А вот некоторое время назад я стал писать про что-то, что вроде бы, на первый взгляд, на первый поверхностный взгляд, связано с едой, но, на самом деле, я пишу просто как-то о жизни и о людях. Но вот есть несколько таких тем традиционных в человеческой жизни, которые являются интересными как бы заменами, субститутами, научно говоря, когда людям кажется или они делают вид, что они говорят о чем-то вполне специальном, а на самом деле, они говорят о вещах гораздо более важных. Ну, например, почему люди так любят в самых разных обстоятельствах и в самых разных компаниях разговаривать про ГАИ и ГАИшников. Ну, что тут такого?.. Но каждый вспомнит, что он тысячу раз в своей жизни принимал участие в этих обсуждениях того, какие нынче пошли ГАИшники, сколько они берут, как они разговаривают, в каких обстоятельствах они кого ловят, какие они все свиньи и так далее. И это объединяет даже тех, кого это не касается напрямую, даже людей, например, у которых нет машины. А потому что это редкий и очень яркий, очень понятный и один из очень немногочисленных моментов прямого соприкосновения человека с властью, человека с государством. Вот он общается с государственной силой, с государственной машиной в форме ГАИшника, в виде человека, который... И он, общаясь с ним, на самом деле, так общается с государством. И обсуждая это, он обсуждает свои взаимоотношения с государством.

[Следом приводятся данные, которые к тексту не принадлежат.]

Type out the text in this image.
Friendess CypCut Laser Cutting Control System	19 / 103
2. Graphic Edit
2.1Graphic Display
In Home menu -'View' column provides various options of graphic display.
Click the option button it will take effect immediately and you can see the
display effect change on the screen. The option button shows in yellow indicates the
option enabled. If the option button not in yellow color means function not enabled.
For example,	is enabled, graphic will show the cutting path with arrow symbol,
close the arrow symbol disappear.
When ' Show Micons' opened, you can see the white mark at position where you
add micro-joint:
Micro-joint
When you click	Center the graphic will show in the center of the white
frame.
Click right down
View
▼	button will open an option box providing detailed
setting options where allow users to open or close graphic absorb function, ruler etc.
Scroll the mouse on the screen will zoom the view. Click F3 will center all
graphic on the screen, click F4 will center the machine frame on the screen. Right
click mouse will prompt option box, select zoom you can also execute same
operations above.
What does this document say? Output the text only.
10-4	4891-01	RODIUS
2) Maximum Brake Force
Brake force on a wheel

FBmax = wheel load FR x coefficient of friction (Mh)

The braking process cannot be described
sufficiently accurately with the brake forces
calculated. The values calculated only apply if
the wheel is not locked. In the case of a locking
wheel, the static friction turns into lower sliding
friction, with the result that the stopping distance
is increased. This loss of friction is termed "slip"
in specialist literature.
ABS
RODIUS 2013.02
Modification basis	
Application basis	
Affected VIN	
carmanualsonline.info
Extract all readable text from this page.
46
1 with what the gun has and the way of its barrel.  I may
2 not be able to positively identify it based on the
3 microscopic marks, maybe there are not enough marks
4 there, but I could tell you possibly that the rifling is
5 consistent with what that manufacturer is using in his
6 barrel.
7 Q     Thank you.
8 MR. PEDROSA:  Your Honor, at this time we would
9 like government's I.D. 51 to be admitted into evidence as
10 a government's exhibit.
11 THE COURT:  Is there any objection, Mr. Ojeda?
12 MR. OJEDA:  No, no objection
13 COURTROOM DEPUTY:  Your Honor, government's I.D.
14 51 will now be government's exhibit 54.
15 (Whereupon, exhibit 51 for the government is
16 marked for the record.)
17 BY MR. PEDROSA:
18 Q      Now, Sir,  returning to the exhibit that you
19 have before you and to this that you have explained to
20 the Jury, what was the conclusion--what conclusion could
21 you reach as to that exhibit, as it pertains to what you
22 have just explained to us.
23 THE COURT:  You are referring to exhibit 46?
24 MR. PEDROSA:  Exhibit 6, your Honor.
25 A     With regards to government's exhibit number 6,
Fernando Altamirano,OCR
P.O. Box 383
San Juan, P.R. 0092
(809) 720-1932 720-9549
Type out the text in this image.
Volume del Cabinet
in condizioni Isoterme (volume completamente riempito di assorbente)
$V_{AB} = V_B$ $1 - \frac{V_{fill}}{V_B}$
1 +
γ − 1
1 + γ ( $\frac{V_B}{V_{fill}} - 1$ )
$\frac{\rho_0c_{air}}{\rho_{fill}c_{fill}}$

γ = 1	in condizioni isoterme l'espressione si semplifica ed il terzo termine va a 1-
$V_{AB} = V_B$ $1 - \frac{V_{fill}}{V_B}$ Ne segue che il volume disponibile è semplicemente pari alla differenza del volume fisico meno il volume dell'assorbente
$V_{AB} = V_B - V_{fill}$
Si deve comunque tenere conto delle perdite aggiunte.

Еда пошире будет, потому что это одна из очень удобных и редких по своей эффективности форм столкновения человека с окружающей жизнью, со всей, я бы сказал, полнотой и со всем разнообразием окружающих человека эмоций. Вот это просто такая форма разговаривать о том, что человек любит и чего он не любит, что его увлекает и что оставляет его равнодушным, что навивает в нем какие-то ассоциации, а что - нет. Это форма, удобная для человека форма, желающего поговорить о чем-то важном. Вот часто выбирается такая форма, такая материя.


В завершение я должен сказать, что по части «Макдоналдса» тут как-то многие высказывались. Я навсегда как-то утратил способность улыбаться на эту тему после того, как однажды я, находясь на чужбине, холодной зимой, далеко от родины, тяжело заболел. У меня была температура 41, я метался в бреду, у меня были видения, я был как-то на грани жизни и смерти. И потом, через некоторое время мне стало легче – кризис миновал, болезнь отступила. И ко мне как-то наклонилась моя жена и спросила: «Скажи, может быть, тебе чего-нибудь хочется?». Я разлепил сухие губы и сказал: «Я хочу гамбургер из «Макдоналдса». И она привезла мне этот гамбургер из «Макдоналдса», хотя это было ночью, в Швейцарии, в горах, где не было, казалось, на многие сотни километров вокруг ни одного «Макдоналдса», а она нашла и привезла мне гамбургер из «Макдоналдса», и я его пригубил своими запекшимися губами. И в результате этого, по всей видимости, выжил. Я думаю, что это история о том... абсолютно правдивая, вот я даю слово, что все, о чем я сказал, это совершеннейшая правда, и это история о том, что никто не знает, что у него в душе по части еды и что там на дне его личности, на самом деле, хранится.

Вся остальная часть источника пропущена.